L'âge moyen des auditeurs de RFI en Afrique est de 36 ans.

Chiffres clés MCD

MCD, la radio française en langue arabe diffusée au Proche et Moyen-Orient, réunit 9,2 millions de contacts chaque semaine sur la radio et le numérique soit une audience en hausse de +9 % en quatre ans.

Elle est la première radio internationale en Arabie Saoudite et a multiplié par quatre son nombre d'auditeurs en Jordanie depuis 2014. Elle est également la 3 e radio la plus écoutée en Mauritanie. Depuis 2015, MCD émet sur une nouvelle fréquence à Oman, le service a été rétabli en Libye et il a été amélioré dans les territoires palestiniens et aux Émirats arabes unis.

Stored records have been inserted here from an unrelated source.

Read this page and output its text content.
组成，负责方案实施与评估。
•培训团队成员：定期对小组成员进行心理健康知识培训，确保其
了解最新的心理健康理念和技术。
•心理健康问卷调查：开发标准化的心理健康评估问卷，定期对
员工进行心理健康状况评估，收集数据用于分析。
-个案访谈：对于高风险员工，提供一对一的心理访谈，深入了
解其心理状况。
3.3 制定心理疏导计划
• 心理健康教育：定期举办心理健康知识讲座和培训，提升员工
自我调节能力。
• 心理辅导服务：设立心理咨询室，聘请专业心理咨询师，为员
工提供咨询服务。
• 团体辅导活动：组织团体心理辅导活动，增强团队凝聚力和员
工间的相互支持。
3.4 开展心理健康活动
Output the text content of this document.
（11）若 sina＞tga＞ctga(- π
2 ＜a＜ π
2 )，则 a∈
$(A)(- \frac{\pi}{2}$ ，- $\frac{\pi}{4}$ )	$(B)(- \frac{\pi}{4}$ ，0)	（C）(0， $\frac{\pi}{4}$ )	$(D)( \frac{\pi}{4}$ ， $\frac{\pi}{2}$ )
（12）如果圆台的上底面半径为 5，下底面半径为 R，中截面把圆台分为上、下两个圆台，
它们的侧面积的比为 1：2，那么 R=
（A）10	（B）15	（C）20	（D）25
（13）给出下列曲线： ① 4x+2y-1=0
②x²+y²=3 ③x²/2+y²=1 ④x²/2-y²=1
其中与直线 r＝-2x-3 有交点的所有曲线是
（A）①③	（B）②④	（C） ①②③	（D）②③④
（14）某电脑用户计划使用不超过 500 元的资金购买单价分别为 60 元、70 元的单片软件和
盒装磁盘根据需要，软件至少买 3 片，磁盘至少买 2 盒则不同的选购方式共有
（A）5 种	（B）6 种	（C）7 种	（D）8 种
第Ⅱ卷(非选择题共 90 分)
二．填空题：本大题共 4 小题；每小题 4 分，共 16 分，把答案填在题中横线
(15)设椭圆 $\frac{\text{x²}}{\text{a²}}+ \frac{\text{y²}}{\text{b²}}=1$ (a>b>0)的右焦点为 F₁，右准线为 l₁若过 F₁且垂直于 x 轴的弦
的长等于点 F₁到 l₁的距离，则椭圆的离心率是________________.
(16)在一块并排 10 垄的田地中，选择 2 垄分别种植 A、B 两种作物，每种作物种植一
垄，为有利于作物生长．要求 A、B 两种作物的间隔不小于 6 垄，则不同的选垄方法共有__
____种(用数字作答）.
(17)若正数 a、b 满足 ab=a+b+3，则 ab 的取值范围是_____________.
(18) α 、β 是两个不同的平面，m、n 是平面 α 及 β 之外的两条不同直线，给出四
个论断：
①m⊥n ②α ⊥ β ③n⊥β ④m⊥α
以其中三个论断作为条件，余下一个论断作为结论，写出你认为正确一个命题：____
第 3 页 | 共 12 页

En 2017, l'audience hebdomadaire a été multipliée par trois à Oman et le service a été rétabli à Mossoul en Irak (MCD compte 4 millions d'auditeurs dans ce pays).

Source : France Médias Monde

2. Une réduction des moyens qui menace la réalisation des missions de FMM

Votre rapporteur pour avis a déjà eu l'occasion de regretter le non-respect du COM 2016-2020 signé par le Gouvernement et l'entreprise le 14 avril 2017. En 2020 France Médias Monde devrait bénéficier du produit de la CAP à hauteur de 255,2 M€. Pour la troisième année consécutive, cette dotation s'éloignera du montant prévu par le COM qui s'établit pour 2020 à 265,1 M€. Cet écart entre le PLF 2020 et le COM d'une dizaine de millions d'euros est bien moindre que celui qui affecte certaines autres entreprises publiques. France Télévisions doit gérer en 2020 un écart de près de 142 M€ avec le COM tandis que Radio France connaissait en 2019 un écart de 37 M€.

La baisse de la ressource programmée a beau avoir été plus forte proportionnellement pour France Télévisions et Radio France que pour France Médias Monde, il ne faut pas sous-estimer les difficultés pour le pôle de l'audiovisuel extérieur à se priver de ces crédits. Son modèle est en effet différent. Sa capacité à augmenter ses ressources propres est beaucoup plus limitée 18 ( * ) , les charges de diffusion sont assez rigides et le lancement de nouveaux projets (France 24 en espagnol, RFI dans plusieurs langues africaines) génère inévitablement des coûts nouveaux.

En réalité, le modèle de fonctionnement de France Médias Monde reste fondé sur le développement et la hausse de la ressource publique ; il s'accommode mal d'une réduction des moyens. Alors que la part de CAP avait atteint 257,8 M€ en 2018, elle est revenue à 256,2 M€ en 2019 et connaîtra donc une nouvelle baisse en 2020 de 1 M€ à 255,2 M€.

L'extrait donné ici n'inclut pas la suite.